De laberintos, recuerdos y preguntas sin respuesta
De laberintos, recuerdos y preguntas sin respuesta
Llevo más
de tres semanas pensando en esta entrada del blog, sin decidirme a escribirla,
un poco rehuyéndole, un poco dándoles tiempo a las ideas y a los sentimientos
de que se acomoden y se asienten lo mejor posible.
No sé
tú, pero yo tengo ciertos temas recurrentes, en los que siempre pienso, por
épocas más, por otras menos, pero a los
que siempre vuelvo. Se sienten a veces como laberintos internos de los cuales puede
parecer muy difícil, si no es que imposible salir. Por cosas que he leído o
comentado con algunas personas, me parece que se trata de un asunto que se da
más comúnmente en gente introvertida, que tiende a pensarlo todo una y otra vez.
Uno de
mis temas recurrentes, casi obsesivos, es el del mal, específicamente el Mal, con mayúscula.
Una
cosa son los acontecimientos difíciles, dolorosos, incluso a veces trágicos por
los que puede pasar una persona a lo largo de su vida, como por ejemplo, un
divorcio, quedarse sin trabajo, tener broncas de dinero, enfermarse, luchar con
temas de identidad o de falta de
autoestima, perder a un ser querido o al amor de su vida, ser traicionado o
profundamente decepcionado por familiares, amigos u otras personas cercanas, verse
en la necesidad de huir de su tierra natal, perderlo todo en alguna catástrofe
natural, etc.
Por más
terribles que puedan ser estas situaciones, no me cuesta trabajo entenderlas
como parte intrínseca de la vida. Dichas circunstancias no sólo se pueden llegar
a superar en varios casos, sino que incluso abren la posibilidad de que quienes
pasan por ellas, tengan aprendizajes
importantísimos, generen nuevas y mejores estrategias para seguir adelante y
enfrentar dificultades futuras, así como
de que se creen nuevos lazos de amor y de
solidaridad entre las personas y surjan rumbos hasta ese momento inimaginables.

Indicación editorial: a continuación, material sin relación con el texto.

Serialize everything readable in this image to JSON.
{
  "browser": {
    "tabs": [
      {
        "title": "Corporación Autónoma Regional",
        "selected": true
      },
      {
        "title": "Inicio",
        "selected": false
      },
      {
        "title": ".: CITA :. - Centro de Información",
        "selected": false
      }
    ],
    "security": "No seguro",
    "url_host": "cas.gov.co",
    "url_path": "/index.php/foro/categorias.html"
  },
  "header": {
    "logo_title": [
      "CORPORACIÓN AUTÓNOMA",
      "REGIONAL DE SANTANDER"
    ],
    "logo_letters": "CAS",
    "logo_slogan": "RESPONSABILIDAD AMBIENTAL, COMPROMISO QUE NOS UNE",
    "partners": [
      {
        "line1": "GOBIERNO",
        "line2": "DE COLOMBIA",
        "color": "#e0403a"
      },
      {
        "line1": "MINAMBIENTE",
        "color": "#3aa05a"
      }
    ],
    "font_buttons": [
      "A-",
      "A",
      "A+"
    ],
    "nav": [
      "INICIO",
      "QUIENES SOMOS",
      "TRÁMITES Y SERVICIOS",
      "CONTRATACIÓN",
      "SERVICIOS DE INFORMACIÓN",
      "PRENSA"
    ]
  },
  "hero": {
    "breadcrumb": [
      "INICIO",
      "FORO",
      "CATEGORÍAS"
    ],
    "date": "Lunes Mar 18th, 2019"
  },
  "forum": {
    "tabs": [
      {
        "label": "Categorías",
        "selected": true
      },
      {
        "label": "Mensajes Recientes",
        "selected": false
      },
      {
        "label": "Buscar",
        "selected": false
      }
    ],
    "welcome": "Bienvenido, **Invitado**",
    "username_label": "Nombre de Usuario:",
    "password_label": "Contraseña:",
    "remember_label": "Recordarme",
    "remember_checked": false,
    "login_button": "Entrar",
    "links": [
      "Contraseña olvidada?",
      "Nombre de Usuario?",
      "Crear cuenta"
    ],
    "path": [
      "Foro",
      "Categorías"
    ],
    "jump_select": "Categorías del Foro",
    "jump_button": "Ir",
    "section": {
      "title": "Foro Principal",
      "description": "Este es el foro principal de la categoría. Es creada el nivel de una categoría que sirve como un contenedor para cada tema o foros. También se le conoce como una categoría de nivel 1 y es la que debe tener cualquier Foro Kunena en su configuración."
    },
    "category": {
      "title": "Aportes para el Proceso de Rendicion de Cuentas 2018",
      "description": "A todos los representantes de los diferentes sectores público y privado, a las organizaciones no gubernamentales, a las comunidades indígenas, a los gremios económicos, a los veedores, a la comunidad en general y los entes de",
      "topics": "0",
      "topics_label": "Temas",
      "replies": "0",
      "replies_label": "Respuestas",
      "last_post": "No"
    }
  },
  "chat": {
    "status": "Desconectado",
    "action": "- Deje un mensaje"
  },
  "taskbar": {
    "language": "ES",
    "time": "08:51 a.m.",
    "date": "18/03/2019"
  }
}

¿Qué sería de la literatura, del cine, y de tantas otras expresiones
artísticas, sin este lado “oscuro” de la vida?
Lo que
me cuesta trabajo digerir, a lo que se me dificulta encontrarle un lugar en la
forma en la que son las cosas es al Mal puro y gratuito, en su más horrenda
expresión, ése con cuya realidad tenemos que lidiar, de alguna o de otra
manera, a poca o mucha distancia, siempre y cuando no nos empecinemos en vivir en una
burbuja color de rosa.
Hace
pocas semanas, recorrió el mundo la noticia de una niña de siete años en
Pakistán, que fue violada y asesinada y cuyo cuerpo después fue encontrado en
un basurero. También se ha estado hablando mucho del médico del equipo femenino
de gimnasia olímpica de Estados Unidos, quien durante años abusó sistemáticamente de las atletas,
con la complicidad y el encubrimiento de técnicos y representantes de entidades oficiales.
Tristemente,
no tengo que ir tan lejos para encontrar ejemplos del Mal en todo su esplendor;
en mi país a diario suceden las peores atrocidades y desgracias: feminicidios,
desapariciones forzadas, redes clandestinas de trata de mujeres y niños,
asesinatos de periodistas, activistas y defensores del medio ambiente, torturas y atropellos,
poblaciones enteras desplazadas por la violencia, pobreza extrema, mujeres que,
a pesar de recibir amenazas de muerte, se adentran en territorios desolados,
buscando y excavando fosas, con la esperanza de encontrar ahí algún resto de un hijo, para
por fin saber qué le pasó y “descansar”.
Todo
esto, sin hablar de la devastación sistemática que estamos causando en el planeta, con lo que implica en
términos de sufrimiento y/o extinción de tantas especies animales.
El
laberinto que mencionaba antes, del que a veces me cuesta avistar la salida,
está hecho de sentimientos de shock y de dolor, así como de la pregunta “¿por
qué?”, ambos elementos renovados con cada horror del que me entero.
Otra
cosa que no deja de asombrarme ni de desconcertarme, es la aparente facilidad
con la que mucha gente a mi alrededor logra mantener tanta barbarie casi
totalmente al margen de su conciencia y de su vida diaria. Tal vez, comentando
la tragedia más reciente, digan algo como: “Sí, ¡qué terrible!”, prontamente cambiando de tema, como si se
tratara de una mala película de terror, que se acabara con sólo
dejar de pensar en ella.
Esto no es necesariamente una crítica; entiendo que cada quien sobrevive como puede en un mundo hostil y peligroso. No es coincidencia por ejemplo que muchos médicos vayan desarrollando frialdad y distancia hacia sus pacientes; de lo contrario, ¿cómo manejar a diario tantas situaciones y emociones que los llevan al límite de su resistencia?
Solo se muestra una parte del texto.